The Pharmaceutical Benefits Advisory Committee (PBAC) recommended listing dutasteride on the basis of acceptable cost-effectiveness compared with an alpha blocker alone. The PBAC recommended listing dutasteride-with-tamsulosin fixed-dose combination on a cost-minimisation basis — that is, similar efficacy and cost — compared with a combination of dutasteride and prazosin. The equi-effective doses for these comparisons were (i) dutasteride 0.5 mg and tamsulosin 0.4 mg once daily and (ii) dutasteride 0.5 mg once daily and prazosin 2 mg twice daily.

Dosing issues

The recommended dose of dutasteride is one 0.5 mg capsule, taken orally, once daily at the same time each day, with or without food.

Dutasteride with tamsulosin is taken orally, once daily, as one fixed-dose capsule containing 0.5 mg dutasteride with 0.4 mg tamsulosin hydrochloride, about 30 minutes after a meal at the same time each day.

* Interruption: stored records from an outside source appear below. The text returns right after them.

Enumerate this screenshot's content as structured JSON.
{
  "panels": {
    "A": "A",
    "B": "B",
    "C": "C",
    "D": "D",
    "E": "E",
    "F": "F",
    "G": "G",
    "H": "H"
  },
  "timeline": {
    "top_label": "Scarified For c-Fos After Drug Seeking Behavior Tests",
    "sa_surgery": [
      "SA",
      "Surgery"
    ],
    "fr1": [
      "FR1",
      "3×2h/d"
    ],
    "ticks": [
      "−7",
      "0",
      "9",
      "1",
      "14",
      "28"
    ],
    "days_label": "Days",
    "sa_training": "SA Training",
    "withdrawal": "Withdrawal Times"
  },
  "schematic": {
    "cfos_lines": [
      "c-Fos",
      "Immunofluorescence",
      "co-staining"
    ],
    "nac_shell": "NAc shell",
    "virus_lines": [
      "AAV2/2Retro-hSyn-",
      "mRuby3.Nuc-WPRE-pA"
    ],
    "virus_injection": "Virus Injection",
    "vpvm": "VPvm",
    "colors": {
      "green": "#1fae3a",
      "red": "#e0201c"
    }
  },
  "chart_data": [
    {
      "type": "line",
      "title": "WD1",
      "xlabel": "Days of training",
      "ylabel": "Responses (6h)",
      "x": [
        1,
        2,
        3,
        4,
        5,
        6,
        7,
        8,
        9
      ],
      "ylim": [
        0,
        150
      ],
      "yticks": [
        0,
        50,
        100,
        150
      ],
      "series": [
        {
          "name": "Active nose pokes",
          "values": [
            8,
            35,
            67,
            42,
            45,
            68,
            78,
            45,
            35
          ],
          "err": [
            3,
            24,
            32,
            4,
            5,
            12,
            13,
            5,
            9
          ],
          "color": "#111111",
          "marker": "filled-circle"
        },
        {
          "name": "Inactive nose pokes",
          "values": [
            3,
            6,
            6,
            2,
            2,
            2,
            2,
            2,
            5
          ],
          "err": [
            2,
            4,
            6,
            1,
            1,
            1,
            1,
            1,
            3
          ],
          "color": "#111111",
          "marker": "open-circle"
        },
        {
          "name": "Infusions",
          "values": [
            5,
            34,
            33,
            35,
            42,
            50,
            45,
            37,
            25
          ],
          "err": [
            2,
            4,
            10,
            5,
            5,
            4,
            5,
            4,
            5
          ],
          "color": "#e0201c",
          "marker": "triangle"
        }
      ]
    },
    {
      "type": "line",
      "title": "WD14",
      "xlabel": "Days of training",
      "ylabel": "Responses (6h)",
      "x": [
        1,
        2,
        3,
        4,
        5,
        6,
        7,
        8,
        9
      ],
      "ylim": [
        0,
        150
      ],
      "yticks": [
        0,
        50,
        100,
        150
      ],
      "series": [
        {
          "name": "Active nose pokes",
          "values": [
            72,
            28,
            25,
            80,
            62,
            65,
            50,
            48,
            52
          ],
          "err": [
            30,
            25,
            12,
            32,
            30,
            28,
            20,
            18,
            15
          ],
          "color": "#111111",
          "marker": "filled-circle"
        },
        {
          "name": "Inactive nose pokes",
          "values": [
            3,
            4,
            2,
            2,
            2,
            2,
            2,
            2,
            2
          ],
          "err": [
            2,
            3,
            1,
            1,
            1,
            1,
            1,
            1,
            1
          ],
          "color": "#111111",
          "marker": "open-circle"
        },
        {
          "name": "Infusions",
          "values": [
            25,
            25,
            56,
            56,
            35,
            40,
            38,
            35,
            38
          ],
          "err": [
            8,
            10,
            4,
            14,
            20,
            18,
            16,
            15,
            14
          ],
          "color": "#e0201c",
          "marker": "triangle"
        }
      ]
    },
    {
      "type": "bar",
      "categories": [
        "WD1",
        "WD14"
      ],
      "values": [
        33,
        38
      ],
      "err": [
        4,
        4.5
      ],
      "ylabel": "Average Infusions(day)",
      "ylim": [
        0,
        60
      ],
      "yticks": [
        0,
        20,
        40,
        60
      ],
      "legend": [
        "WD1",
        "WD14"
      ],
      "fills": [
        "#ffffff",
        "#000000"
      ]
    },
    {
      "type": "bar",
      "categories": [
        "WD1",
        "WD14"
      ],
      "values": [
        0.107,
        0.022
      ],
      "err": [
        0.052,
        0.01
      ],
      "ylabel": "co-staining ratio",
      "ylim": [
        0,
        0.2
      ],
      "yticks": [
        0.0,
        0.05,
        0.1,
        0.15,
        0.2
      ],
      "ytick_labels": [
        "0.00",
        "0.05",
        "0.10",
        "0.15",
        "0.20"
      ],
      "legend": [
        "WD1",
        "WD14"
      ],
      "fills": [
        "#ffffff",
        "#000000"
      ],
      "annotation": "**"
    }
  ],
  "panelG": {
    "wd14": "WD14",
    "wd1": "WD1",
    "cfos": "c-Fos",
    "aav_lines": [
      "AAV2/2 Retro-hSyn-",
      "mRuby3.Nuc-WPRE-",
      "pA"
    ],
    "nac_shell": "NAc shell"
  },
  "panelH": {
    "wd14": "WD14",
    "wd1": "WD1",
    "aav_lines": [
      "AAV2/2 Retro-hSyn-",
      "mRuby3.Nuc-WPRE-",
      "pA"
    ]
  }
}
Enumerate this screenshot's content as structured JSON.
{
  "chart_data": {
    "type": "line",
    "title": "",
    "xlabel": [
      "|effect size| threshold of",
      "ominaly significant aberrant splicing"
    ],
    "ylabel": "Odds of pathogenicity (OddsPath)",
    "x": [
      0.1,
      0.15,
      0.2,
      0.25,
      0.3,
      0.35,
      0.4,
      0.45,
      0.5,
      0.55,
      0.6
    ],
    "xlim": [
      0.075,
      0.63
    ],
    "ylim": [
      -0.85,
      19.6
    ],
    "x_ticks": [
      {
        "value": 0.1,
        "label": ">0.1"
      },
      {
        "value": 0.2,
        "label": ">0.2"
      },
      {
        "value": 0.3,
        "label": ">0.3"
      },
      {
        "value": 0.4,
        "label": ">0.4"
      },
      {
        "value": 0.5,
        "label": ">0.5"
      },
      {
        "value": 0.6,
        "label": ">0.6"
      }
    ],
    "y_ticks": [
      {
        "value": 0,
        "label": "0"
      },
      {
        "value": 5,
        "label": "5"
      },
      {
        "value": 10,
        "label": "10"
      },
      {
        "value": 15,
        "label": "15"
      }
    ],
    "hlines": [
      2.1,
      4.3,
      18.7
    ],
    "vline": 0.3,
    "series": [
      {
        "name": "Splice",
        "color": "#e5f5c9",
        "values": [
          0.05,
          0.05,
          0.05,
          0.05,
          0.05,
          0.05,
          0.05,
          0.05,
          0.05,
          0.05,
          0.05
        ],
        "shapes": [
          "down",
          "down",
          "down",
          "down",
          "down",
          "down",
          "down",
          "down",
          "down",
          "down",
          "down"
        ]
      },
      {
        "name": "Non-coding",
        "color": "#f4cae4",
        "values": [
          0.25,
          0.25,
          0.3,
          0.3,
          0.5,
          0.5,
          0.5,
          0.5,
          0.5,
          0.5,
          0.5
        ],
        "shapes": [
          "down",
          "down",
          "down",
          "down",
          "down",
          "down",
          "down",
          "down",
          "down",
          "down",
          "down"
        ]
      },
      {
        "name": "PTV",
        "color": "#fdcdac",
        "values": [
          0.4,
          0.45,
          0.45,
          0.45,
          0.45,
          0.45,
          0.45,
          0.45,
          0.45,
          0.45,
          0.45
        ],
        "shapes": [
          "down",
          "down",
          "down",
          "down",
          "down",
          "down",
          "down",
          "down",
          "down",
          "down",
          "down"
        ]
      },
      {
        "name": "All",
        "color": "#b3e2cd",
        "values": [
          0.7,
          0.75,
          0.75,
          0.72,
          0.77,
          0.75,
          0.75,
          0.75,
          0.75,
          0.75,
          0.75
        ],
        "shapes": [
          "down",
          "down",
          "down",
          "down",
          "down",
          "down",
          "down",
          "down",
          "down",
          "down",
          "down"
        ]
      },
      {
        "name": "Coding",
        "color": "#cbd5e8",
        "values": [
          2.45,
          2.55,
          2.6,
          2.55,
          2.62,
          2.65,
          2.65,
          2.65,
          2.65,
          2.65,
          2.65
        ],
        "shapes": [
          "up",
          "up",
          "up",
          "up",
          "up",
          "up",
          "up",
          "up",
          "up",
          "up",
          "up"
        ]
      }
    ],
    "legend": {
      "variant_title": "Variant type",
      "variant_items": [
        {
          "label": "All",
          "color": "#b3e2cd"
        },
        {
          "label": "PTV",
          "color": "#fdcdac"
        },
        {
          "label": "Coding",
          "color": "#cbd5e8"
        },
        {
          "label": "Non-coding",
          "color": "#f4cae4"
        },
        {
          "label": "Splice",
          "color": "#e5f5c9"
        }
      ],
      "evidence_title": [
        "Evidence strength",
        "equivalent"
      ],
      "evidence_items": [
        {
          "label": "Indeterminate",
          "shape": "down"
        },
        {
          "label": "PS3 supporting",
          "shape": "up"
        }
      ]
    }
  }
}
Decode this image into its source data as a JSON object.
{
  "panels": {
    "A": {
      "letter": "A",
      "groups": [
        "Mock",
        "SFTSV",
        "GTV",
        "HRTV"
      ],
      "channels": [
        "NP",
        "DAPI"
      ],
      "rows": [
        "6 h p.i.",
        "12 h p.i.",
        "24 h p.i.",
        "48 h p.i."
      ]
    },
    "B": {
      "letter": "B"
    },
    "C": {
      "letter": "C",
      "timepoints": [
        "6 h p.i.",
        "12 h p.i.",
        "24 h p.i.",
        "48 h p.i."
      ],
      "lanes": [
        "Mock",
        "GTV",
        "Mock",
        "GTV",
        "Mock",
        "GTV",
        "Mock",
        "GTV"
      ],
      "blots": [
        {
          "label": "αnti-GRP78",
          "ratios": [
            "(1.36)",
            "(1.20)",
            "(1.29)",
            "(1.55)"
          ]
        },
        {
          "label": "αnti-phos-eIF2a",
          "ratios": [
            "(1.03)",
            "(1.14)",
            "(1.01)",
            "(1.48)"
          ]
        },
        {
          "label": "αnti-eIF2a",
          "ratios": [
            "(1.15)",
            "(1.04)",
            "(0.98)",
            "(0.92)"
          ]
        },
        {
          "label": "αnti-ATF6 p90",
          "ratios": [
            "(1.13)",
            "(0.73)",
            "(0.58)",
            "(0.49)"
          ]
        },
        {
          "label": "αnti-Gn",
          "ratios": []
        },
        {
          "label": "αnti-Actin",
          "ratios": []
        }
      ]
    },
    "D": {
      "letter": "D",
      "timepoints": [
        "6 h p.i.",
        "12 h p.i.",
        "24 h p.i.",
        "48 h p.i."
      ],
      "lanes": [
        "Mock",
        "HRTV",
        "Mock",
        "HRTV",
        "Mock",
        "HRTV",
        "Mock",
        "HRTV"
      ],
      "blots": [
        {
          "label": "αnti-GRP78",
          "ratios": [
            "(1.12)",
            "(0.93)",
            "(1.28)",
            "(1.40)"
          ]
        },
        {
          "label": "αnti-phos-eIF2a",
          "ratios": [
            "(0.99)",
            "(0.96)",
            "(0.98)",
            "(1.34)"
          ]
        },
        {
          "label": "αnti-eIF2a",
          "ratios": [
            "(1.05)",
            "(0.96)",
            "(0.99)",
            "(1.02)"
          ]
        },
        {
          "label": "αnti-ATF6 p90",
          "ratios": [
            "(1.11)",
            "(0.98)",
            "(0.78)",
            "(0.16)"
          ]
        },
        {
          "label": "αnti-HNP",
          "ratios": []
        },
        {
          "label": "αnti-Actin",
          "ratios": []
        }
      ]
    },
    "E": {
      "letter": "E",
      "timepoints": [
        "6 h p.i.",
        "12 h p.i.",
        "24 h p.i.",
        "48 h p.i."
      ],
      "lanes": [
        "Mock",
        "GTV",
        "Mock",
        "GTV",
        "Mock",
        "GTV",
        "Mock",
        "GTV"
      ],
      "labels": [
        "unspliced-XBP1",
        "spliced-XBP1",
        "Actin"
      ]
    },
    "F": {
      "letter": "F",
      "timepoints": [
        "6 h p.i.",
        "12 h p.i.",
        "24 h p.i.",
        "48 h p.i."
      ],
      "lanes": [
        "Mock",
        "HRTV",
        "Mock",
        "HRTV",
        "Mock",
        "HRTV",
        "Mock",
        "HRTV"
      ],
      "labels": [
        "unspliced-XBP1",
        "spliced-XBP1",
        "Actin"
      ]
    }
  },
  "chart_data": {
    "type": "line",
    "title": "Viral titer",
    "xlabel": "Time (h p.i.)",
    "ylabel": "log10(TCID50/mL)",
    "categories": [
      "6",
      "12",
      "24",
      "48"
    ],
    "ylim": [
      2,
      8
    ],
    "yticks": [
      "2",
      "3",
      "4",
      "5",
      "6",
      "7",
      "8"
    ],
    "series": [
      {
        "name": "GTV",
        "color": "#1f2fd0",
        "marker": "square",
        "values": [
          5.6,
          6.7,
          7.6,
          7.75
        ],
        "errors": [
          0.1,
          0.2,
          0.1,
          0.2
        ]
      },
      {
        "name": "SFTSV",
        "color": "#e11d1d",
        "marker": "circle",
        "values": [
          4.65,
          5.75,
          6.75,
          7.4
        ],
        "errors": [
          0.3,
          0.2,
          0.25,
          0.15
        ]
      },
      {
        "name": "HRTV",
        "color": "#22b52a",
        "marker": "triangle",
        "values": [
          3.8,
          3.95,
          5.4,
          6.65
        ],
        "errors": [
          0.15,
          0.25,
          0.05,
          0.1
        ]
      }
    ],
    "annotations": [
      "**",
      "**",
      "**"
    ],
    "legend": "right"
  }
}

For both dutasteride and the combination, capsules must be swallowed whole, as the contents can irritate the mouth and throat if chewed or opened.7,16

Avoid dutasteride in men with severe liver impairment

Dutasteride is metabolised by the liver. Avoid dutasteride and dutasteride combination treatment in men with severe liver impairment and be cautious about starting dutasteride or combination treatment in men with mild or moderate liver impairment, as they have not been studied in these groups.7,16

Dose adjustment is not necessary in renal impairment

While dutasteride with tamsulosin has not been studied in men with renal impairment, less than 0.1% of a 0.5 mg steady-state dose of dutasteride is recovered in urine, so no dose adjustment is thought to be required.7

Information for patients

Provide patients and carers with the following information about dutasteride (Avodart) and dutasteride with tamsulosin (Duodart)7,16:

  • take one capsule at the same time each day. Swallow the capsule whole with water and do not chew or open the capsule.
  • treatment is usually long term and symptoms may take 48 hours to improve with combination therapy or 3–6 months to improve with dutasteride monotherapy.
  • sexual adverse effects and dizziness are common.
  • seek medical attention if there are any changes in breast tissue (such as lumps, pain or nipple discharge).
  • women who are, or who may be, pregnant should avoid handling dutasteride capsules, as dutasteride can be absorbed through the skin and may cause birth defects.
  • a condom should be used during sex if your sexual partner is pregnant or likely to become pregnant.
  • defer donating blood until 6 months after stopping treatment to avoid the possibility of transmitting dutasteride to pregnant women.

Discuss the Avodart or Duodart consumer medicine information (CMI) leaflet with the patient.

Revision history

Updated August 2011 to include information on the PBS listing of dutasteride-with-tamsulosin fixed-dose combination.